The jibes and physical attacks of his class-mates force him to develop a carapace of defiance and isolation. Even to a fellow sufferer he cannot acknowledge what is happening to him:

‘To have done that would have been to admit his own dislike and fear, which he intended never to do.’

At last comes the Easter break and the brief return home where he meets a young girl called Margaret. The attraction between them is instant, experienced by both in the wordless way of the very young. How their relationship develops is the ‘plot’, woven into the wider concerns of a coming-of-age story.

Charles is discovering his sexuality in a bad place − a boarding school hedged about with exploitative sexual practices and the malice of unthinking boys. His growing understanding, his interest in intellectual ideas and blind groping towards what it means to be male are all explored by Mackenzie. Indeed, what constitutes ‘manhood’ can fairly be said to be the sub-theme of the novel.

The Young Desire It is autobiographically based. The detached voice of the narrator comments on the behaviour of his younger self who views his experience with ‘youth’s impatient, humourless eye.’ In the older man’s descriptions of that experience we feel the boy’s pain, a pain contained within prose of redemptive clarity.

In his desire for the girl he has met in the open fields during a sudden storm, Charles discovers that, contrary to the old adage, all the world does not love a lover. Though she clothes her motives in double-speak, his kindly but distant mother is antagonistic to his interest in Margaret. Driven by his own sexual feelings for Charles, Mr Penworth is equally negative. In the face of this opposition from the two important adults in his life, a spirit of defiance is aroused in the boy.

The changing seasons reflect his sexual awakening. In spring Charles finds the roses in his mother’s garden ‘hot as the faces of amorous girls.’ Returning in the stunned pause of summer, the changed season is linked to the changed boy. His heightened sensual delight in the summer landscape mirrors his unspoken desire for Margaret.
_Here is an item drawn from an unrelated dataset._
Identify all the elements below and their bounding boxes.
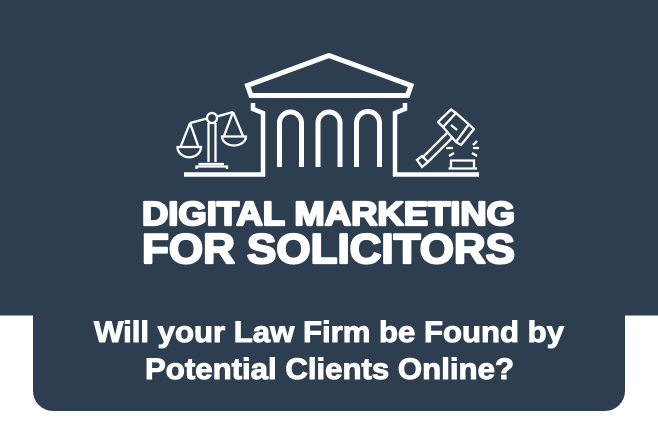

Under the great hot sky she places her hand over his eyes.

‘If he opened them he saw a dim colour of flesh, with light coming sharply under the edges; it felt warm and alive, as though her naked body were against his face.’

Mackenzie’s simple spacious language penetrates deeper truths, as in Charles’ reflections on the nature of death following the suicide of the headmaster. For the fatherless boy the headmaster had represented a ‘positive masculinity’ which Penworth lacks. Charles is seeking a father figure and finds it in the old man, as well as in his house-master, Mr Jolly − a wonderful portrait by the way.

What a pleasure this book is. Readers will find in its pages an evocation of that strange half-world between childhood and adulthood which we all once inhabited. I can think of only one other novel that is comparable and as nearly good: Antonia White’s equally classic Frost In May which fictionalises her own experiences in a Catholic girls’ boarding school.

I cannot remember a book I have loved so much in the last twenty years of reading. Mackenzie’s classic sentence structure, eighteenth-century in its precision, rarely falls into excess. What especially enchants is the almost hymnal quality of the slow-rolling rhythms:

‘The days were lengthening, mysterious now with spring’s virginity and promise; the cold nights were shorter, brilliant in moonlight green or the dark silver of starlight, cloudless, windless, frosty and serenely still.’

The Young Desire It was written white hot in six weeks by the author when in his early twenties, under the impulse of intensely remembered experience. It is our good fortune that it has been rescued from oblivion and re-printed by Text Publishing, that champion of the best of Australian literature. I am wary of praising too highly for fear of setting up expectations that might prevent other readers from discovering their own delights. All I can say is, this is a book you won’t regret reading.